According to the EY 2022 Work Reimagined Survey, 20% of employees said that addressing pay equity is the single most important action a company can take to improve diversity, equity and inclusion (DE&I). Employers surveyed agreed on the need for action to improve DE&I, but the largest number of employers (17%) instead cited reviewing hiring criteria.
In any case, gathering and using data to drive DE&I solutions could ultimately lead to increased employee retention, higher productivity and reduced expenditures.
Conclusion
The draft EC directive has elevated the gender pay gap from an important HR issue to one that now deserves full C-suite attention. With an estimated two years until the directive could pass into law, companies may consider fast tracking the process of assessing and addressing any pay inequality issues that may exist, making incremental adjustments as required, and introducing guardrails to prevent future issues.

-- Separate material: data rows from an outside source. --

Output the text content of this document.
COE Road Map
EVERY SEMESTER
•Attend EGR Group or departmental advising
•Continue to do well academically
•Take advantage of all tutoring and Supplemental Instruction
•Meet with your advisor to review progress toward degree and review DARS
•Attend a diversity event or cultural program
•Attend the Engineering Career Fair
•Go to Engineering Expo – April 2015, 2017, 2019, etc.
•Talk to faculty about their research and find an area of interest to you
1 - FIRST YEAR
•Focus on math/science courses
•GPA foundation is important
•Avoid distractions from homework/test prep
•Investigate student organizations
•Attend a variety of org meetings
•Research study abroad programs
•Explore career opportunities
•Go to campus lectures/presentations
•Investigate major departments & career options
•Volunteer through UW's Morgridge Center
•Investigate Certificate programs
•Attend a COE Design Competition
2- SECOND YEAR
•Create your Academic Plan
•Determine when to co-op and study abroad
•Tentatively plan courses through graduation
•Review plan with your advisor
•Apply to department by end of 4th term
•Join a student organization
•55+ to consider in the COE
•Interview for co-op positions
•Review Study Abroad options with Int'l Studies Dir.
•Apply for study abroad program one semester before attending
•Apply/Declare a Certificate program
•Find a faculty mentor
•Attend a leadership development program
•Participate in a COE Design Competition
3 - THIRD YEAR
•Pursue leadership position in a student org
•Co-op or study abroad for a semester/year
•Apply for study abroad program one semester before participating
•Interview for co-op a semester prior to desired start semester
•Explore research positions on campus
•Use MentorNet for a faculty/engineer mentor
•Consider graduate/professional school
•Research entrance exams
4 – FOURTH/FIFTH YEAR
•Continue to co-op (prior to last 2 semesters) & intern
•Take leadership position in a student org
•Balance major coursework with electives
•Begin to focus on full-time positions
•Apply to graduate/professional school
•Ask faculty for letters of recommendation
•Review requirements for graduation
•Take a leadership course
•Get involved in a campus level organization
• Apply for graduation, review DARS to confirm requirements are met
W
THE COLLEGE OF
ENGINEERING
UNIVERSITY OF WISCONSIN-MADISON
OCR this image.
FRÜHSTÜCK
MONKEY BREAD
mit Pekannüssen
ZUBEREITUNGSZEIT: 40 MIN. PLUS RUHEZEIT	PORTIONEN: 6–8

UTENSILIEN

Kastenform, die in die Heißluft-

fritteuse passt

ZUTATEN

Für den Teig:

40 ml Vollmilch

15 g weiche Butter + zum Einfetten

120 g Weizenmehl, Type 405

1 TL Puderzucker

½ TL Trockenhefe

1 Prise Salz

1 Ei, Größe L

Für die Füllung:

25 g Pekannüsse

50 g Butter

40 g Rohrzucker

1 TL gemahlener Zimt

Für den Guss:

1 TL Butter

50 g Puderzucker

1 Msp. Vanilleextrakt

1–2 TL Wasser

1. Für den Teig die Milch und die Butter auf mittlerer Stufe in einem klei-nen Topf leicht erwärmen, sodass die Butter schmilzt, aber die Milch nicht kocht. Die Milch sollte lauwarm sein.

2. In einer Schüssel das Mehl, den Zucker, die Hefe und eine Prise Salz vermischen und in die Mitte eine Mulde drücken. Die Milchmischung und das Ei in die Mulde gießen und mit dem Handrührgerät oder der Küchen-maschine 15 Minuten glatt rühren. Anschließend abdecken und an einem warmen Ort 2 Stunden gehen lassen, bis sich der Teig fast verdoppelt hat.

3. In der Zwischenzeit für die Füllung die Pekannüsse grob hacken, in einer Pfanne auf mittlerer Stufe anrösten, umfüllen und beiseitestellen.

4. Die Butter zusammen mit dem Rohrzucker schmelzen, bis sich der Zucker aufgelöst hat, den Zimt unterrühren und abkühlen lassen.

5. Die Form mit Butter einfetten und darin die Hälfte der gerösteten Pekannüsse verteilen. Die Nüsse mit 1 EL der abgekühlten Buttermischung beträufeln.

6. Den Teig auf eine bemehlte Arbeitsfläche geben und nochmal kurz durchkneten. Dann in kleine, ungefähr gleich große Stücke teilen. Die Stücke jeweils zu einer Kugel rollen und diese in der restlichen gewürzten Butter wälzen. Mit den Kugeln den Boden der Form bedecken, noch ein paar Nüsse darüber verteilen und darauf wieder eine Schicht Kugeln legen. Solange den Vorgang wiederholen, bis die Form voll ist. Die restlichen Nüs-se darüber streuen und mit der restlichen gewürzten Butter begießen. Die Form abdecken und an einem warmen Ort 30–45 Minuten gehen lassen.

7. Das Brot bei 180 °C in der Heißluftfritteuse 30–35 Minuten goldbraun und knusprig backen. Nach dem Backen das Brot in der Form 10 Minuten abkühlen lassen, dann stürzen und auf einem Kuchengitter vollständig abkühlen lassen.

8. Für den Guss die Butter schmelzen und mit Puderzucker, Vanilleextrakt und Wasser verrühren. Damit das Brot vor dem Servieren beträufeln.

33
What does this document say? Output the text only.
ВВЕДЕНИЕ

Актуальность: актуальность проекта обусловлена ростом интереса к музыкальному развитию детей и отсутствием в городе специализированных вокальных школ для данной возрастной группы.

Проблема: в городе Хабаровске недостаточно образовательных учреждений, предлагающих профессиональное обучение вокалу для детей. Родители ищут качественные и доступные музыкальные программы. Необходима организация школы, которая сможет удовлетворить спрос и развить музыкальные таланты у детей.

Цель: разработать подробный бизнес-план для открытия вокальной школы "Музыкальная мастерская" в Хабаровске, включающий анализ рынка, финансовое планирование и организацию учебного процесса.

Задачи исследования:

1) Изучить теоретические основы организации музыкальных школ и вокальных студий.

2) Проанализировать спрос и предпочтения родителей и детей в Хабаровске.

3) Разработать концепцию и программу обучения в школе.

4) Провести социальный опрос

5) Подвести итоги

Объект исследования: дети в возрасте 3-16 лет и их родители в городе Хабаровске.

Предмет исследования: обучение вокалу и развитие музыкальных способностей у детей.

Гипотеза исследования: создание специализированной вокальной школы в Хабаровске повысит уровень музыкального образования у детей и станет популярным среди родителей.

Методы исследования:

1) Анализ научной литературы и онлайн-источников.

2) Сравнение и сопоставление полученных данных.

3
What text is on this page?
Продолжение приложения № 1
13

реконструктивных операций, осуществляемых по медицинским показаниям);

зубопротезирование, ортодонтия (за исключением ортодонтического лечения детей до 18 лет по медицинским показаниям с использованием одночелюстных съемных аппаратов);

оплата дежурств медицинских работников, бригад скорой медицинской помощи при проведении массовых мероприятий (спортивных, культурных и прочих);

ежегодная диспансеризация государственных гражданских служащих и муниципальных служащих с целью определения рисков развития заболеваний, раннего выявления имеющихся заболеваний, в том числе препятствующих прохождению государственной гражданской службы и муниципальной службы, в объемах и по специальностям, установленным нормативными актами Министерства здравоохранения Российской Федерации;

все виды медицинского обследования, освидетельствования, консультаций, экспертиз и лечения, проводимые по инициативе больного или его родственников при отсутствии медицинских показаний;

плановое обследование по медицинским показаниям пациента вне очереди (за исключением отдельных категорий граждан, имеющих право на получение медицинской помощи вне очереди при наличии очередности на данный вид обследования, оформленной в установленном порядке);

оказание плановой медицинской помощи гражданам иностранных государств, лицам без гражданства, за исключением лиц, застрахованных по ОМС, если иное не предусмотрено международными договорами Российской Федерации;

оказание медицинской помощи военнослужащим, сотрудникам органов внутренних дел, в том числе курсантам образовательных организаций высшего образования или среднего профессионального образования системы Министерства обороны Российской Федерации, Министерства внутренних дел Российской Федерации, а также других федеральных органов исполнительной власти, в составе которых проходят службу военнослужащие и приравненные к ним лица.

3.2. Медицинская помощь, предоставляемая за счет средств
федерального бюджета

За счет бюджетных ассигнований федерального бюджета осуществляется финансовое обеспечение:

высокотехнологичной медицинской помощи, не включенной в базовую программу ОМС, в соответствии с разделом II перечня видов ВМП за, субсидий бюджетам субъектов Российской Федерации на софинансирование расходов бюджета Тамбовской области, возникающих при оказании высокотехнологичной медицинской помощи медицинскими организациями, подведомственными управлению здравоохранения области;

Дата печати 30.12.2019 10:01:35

“Companies can start baking these adjustments into their compensation planning cycles,” Cook says. “This will enable them to slow, accelerate or defer pay increases where necessary to rectify areas of inequality.”
“Going forward, gender pay and reward calibration is going to become a key part of corporates’ annual hygiene routine. We know this EU legislation is going to come, with or without any revisions. Organizations that act as though it has already passed into law and start to lean into the compliance aspect will save time, energy and money in the long run.”
Rather than viewing the directive as an onerous compliance liability, leading companies are treating it as an opportunity to be proactive about pay equality in a way that places fairness and inclusion at the center of their employee value propositions. After all, if organizations don’t proactively take ownership of their pay story, there is a real risk someone else will.